In other words, the way charity was explained — consider “we must help the poor and the stranger” versus “I must help my brother and neighbor” — correlated with broad institutional changes in how charity was rendered. Instead of hospitals serving as communal locations for a variety of services (a hostel-like capacity, a retirement-home-like capacity, a modern-hospital-like capacity, etc.) they gradually changed into sites for the working of private charity. Specifically, they lost their space for poor and sick people, and became primarily places for the keeping of elderly well-to-do people living on privately provided pensions. Rather than a community reaching out to ‘the other’, they became places where individuals reached out to people they had kinship with. And the language around charity either changed with the society, or pressed such changes along — or a little of both.

But human needs actually hadn’t changed all that much. Part of Rubin’s point is to demonstrate that the language we use to describe charity — who gets it, why, who gives it, why, what the goals are, when/where it should be done — can create certain charitable institutions and dispense with others, while the actual human needs remain more or less static. And this is directly applicable to how we think about charity and welfare now.

Think about the language we use for ‘welfare’ versus ‘public goods.’ Welfare is: the EITC, food stamps (SNAP), TANF, medicaid, etc. On the other hand, social security, veterans’ services, public schools, and so forth are typically not imagined to be welfare programs.
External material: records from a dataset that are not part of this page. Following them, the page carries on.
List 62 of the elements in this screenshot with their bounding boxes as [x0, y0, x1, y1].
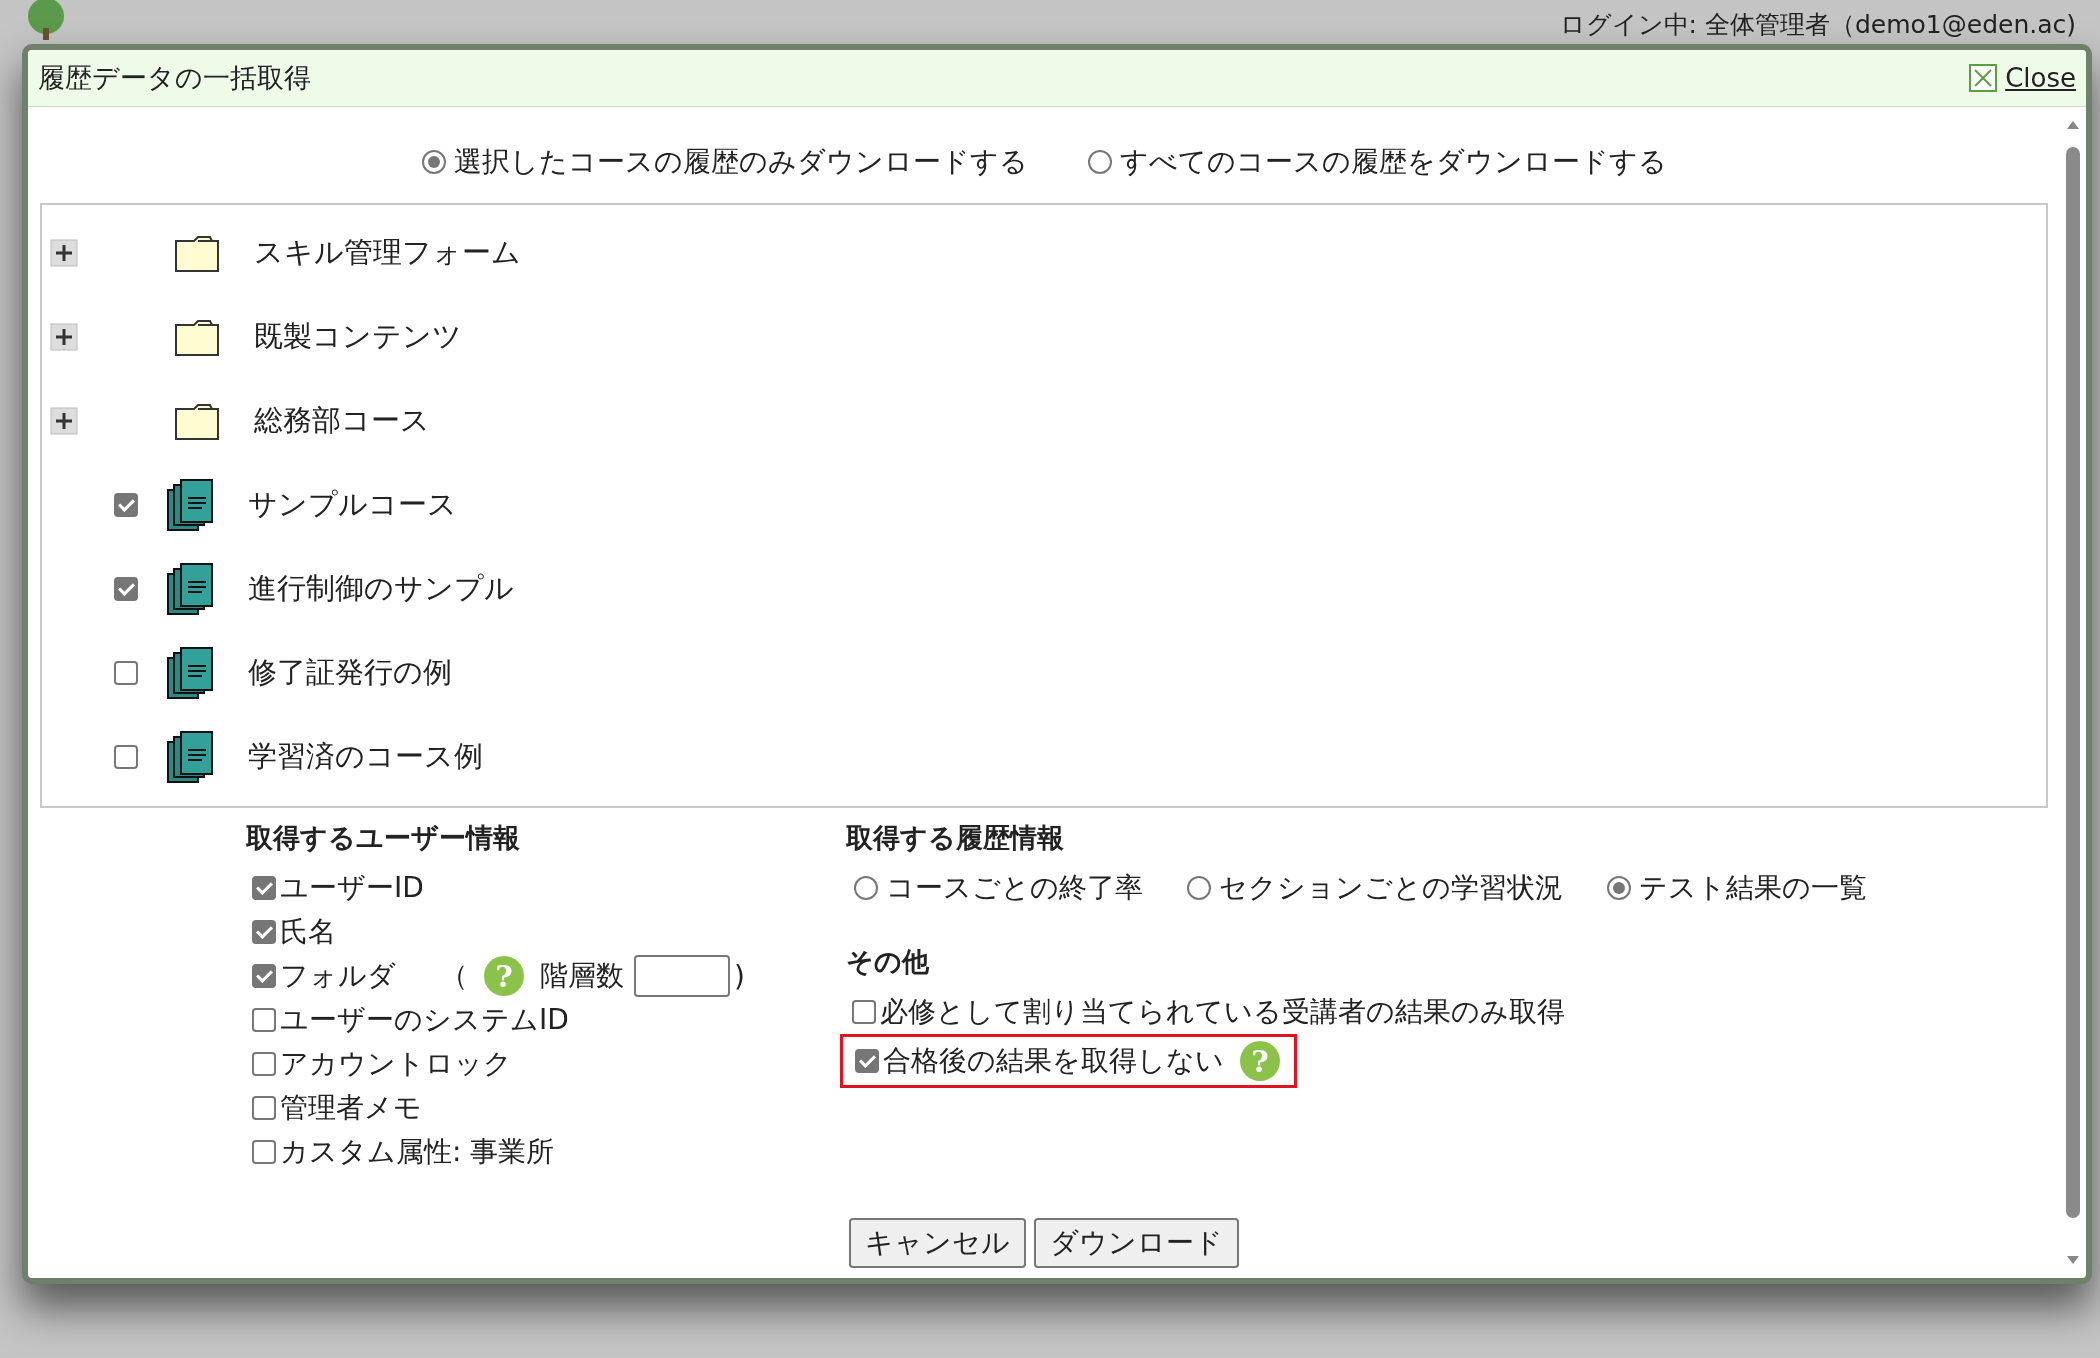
folder-label[interactable]: スキル管理フォーム [254, 233, 521, 273]
checkbox[interactable] [852, 1000, 876, 1024]
option-label: すべてのコースの履歴をダウンロードする [1119, 144, 1667, 180]
radio-button[interactable] [1087, 150, 1112, 174]
option-label: アカウントロック [280, 1046, 512, 1082]
radio-button[interactable] [1187, 876, 1211, 900]
checkbox[interactable] [252, 1052, 276, 1076]
login-status: ログイン中: 全体管理者（demo1@eden.ac) [1559, 9, 2076, 41]
checkbox[interactable] [114, 577, 138, 601]
folder-label[interactable]: 既製コンテンツ [254, 317, 462, 357]
option-label: セクションごとの学習状況 [1219, 870, 1563, 906]
section-heading: 取得する履歴情報 [846, 821, 1065, 855]
option-label: 氏名 [280, 914, 336, 950]
checkbox[interactable] [252, 920, 276, 944]
close-link[interactable]: Close [1969, 63, 2076, 93]
expand-icon[interactable] [50, 323, 78, 351]
dialog-title: 履歴データの一括取得 [38, 61, 312, 95]
course-label[interactable]: 修了証発行の例 [248, 653, 452, 693]
option-label: 必修として割り当てられている受講者の結果のみ取得 [880, 994, 1565, 1030]
folder-icon [174, 401, 220, 441]
option-label: カスタム属性: 事業所 [280, 1134, 555, 1170]
course-book-icon [166, 478, 214, 532]
expand-icon[interactable] [50, 239, 78, 267]
section-heading: その他 [846, 945, 930, 979]
checkbox[interactable] [114, 661, 138, 685]
section-heading: 取得するユーザー情報 [246, 821, 521, 855]
checkbox[interactable] [855, 1049, 879, 1073]
checkbox[interactable] [252, 876, 276, 900]
checkbox[interactable] [252, 964, 276, 988]
option-label: コースごとの終了率 [886, 870, 1143, 906]
folder-icon [174, 317, 220, 357]
close-icon [1969, 64, 1998, 92]
checkbox[interactable] [114, 493, 138, 517]
depth-label: 階層数 [540, 958, 624, 994]
depth-input-field[interactable] [634, 955, 730, 997]
parenthesis: （ [440, 958, 468, 994]
option-label: ユーザーのシステムID [280, 1002, 569, 1038]
option-label: テスト結果の一覧 [1639, 870, 1867, 906]
option-label: ユーザーID [280, 870, 424, 906]
download-button[interactable]: ダウンロード [1034, 1218, 1239, 1268]
course-book-icon [166, 646, 214, 700]
option-label: 合格後の結果を取得しない [883, 1043, 1224, 1079]
course-label[interactable]: 学習済のコース例 [248, 737, 483, 777]
checkbox[interactable] [252, 1140, 276, 1164]
expand-icon[interactable] [50, 407, 78, 435]
course-label[interactable]: 進行制御のサンプル [248, 569, 514, 609]
course-book-icon [166, 730, 214, 784]
checkbox[interactable] [252, 1096, 276, 1120]
checkbox[interactable] [252, 1008, 276, 1032]
option-label: フォルダ [280, 958, 396, 994]
course-label[interactable]: サンプルコース [248, 485, 457, 525]
radio-button[interactable] [1607, 876, 1631, 900]
course-book-icon [166, 562, 214, 616]
option-label: 管理者メモ [280, 1090, 422, 1126]
radio-button[interactable] [421, 150, 446, 174]
parenthesis: ) [734, 959, 745, 993]
option-label: 選択したコースの履歴のみダウンロードする [453, 144, 1028, 180]
folder-icon [174, 233, 220, 273]
radio-button[interactable] [854, 876, 878, 900]
cancel-button[interactable]: キャンセル [849, 1218, 1026, 1268]
folder-label[interactable]: 総務部コース [254, 401, 430, 441]
checkbox[interactable] [114, 745, 138, 769]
Complicating matters, nearly all of these things — food assistance, schooling, care for the elderly, etc — were once thought of as matters of charity.
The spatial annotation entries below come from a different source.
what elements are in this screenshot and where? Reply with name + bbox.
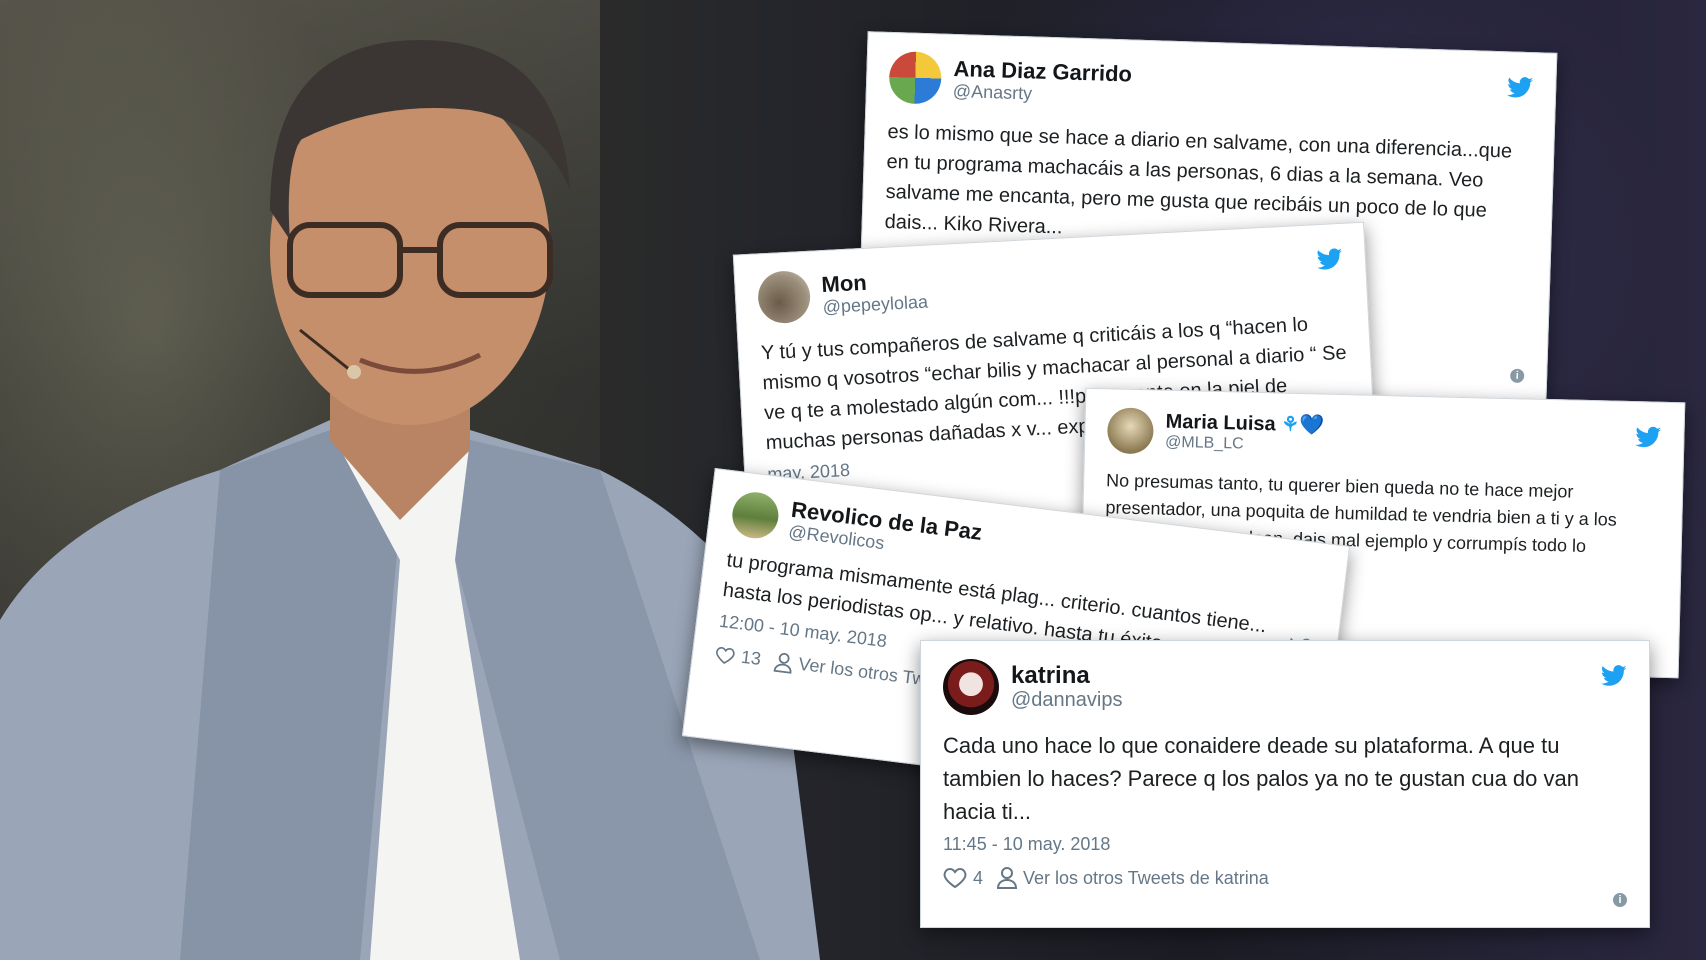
author-handle[interactable]: @dannavips (1011, 689, 1122, 712)
avatar[interactable] (729, 489, 782, 541)
tweet-timestamp[interactable]: 11:45 - 10 may. 2018 (943, 834, 1627, 855)
info-icon[interactable]: i (1509, 368, 1525, 384)
twitter-bird-icon[interactable] (1601, 665, 1627, 687)
tweet-header: Maria Luisa ⚘💙 @MLB_LC (1106, 407, 1662, 467)
avatar[interactable] (1106, 407, 1154, 455)
author-handle[interactable]: @Anasrty (953, 81, 1132, 107)
see-other-tweets-link[interactable]: Ver los otros Tweets de katrina (1023, 868, 1269, 889)
tweet-text: Cada uno hace lo que conaidere deade su … (943, 733, 1579, 824)
user-icon[interactable] (773, 651, 794, 674)
name-emoji: ⚘💙 (1280, 413, 1325, 437)
see-other-tweets-link[interactable]: Ver los otros Twe (797, 654, 936, 692)
like-count: 13 (739, 646, 763, 669)
tweet-header: Ana Diaz Garrido @Anasrty (888, 50, 1533, 123)
heart-icon[interactable] (943, 867, 967, 889)
heart-icon[interactable] (714, 645, 736, 665)
twitter-bird-icon[interactable] (1635, 426, 1662, 449)
like-count: 4 (973, 867, 984, 888)
twitter-bird-icon[interactable] (1506, 76, 1534, 99)
twitter-bird-icon[interactable] (1316, 248, 1343, 271)
user-icon[interactable] (997, 867, 1018, 889)
avatar[interactable] (888, 50, 943, 105)
avatar[interactable] (943, 659, 999, 715)
tweet-card[interactable]: katrina @dannavips Cada uno hace lo que … (920, 640, 1650, 928)
author-name-text: Maria Luisa (1165, 410, 1276, 436)
tweet-header: katrina @dannavips (943, 659, 1627, 715)
info-icon[interactable]: i (1613, 893, 1627, 907)
author-handle[interactable]: @pepeylolaa (822, 292, 928, 318)
avatar[interactable] (756, 269, 812, 325)
author-handle[interactable]: @MLB_LC (1165, 434, 1324, 456)
author-name[interactable]: katrina (1011, 662, 1122, 690)
tweet-actions: 4 Ver los otros Tweets de katrina (943, 867, 1627, 889)
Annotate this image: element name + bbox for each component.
So what language do we use to stabilize our categories? ‘Earned’, ‘worked for’, ‘deserving’, ‘investment.’ For the social services that people we respect use, like social security and veterans’ services, we tend to cite service and/or work as evidence that the funds being spent on them are truly deserved. On the other hand, we tend to try to enforce work (even where some work already exists!) to make recipients of other kinds of benefits into ‘deserving’ figures. And, indeed, the caricatures of welfare recipients intended to impugn them (in order to slash welfare) always focus on their slovenliness and ingratitude, further marks against their lack of desert.

There are other languages of welfare (multiple different strains can co-exist) that inform how we view the justness or injustice of social programs. My purpose here is only to demonstrate how much work the language does in stabilizing categories that are actually unstable. There are surely ‘deserving’ and ‘undeserving’ people making use of all manner of programs, welfare or not; the idea that any set of persons is categorically lazy or undeserving is totally ridiculous on its own merits, such as they are. But the language of desert is so firmly attached to how we separate out these various programs that it bleeds into how we imagine the recipients. It becomes unclear whether SNAP is welfare because undeserving people get it while public school is good because all children deserve a good education; or whether undeserving people get SNAP because it’s welfare, while deserving kids get public school because every kid deserves a good education.
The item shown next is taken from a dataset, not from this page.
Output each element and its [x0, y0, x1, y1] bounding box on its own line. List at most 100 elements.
So don’t let language mess with your head. We can and should think way outside the current boxes on matters of welfare and charity, but language tends to be one of those boxes that is easy to forget if you’re not exactly paying attention to it. Worse, it can perpetuate ‘truths’ very easily by pretending to be descriptive when it is really prescriptive. This is something I think about a lot, and I hope you found this as interesting as I do.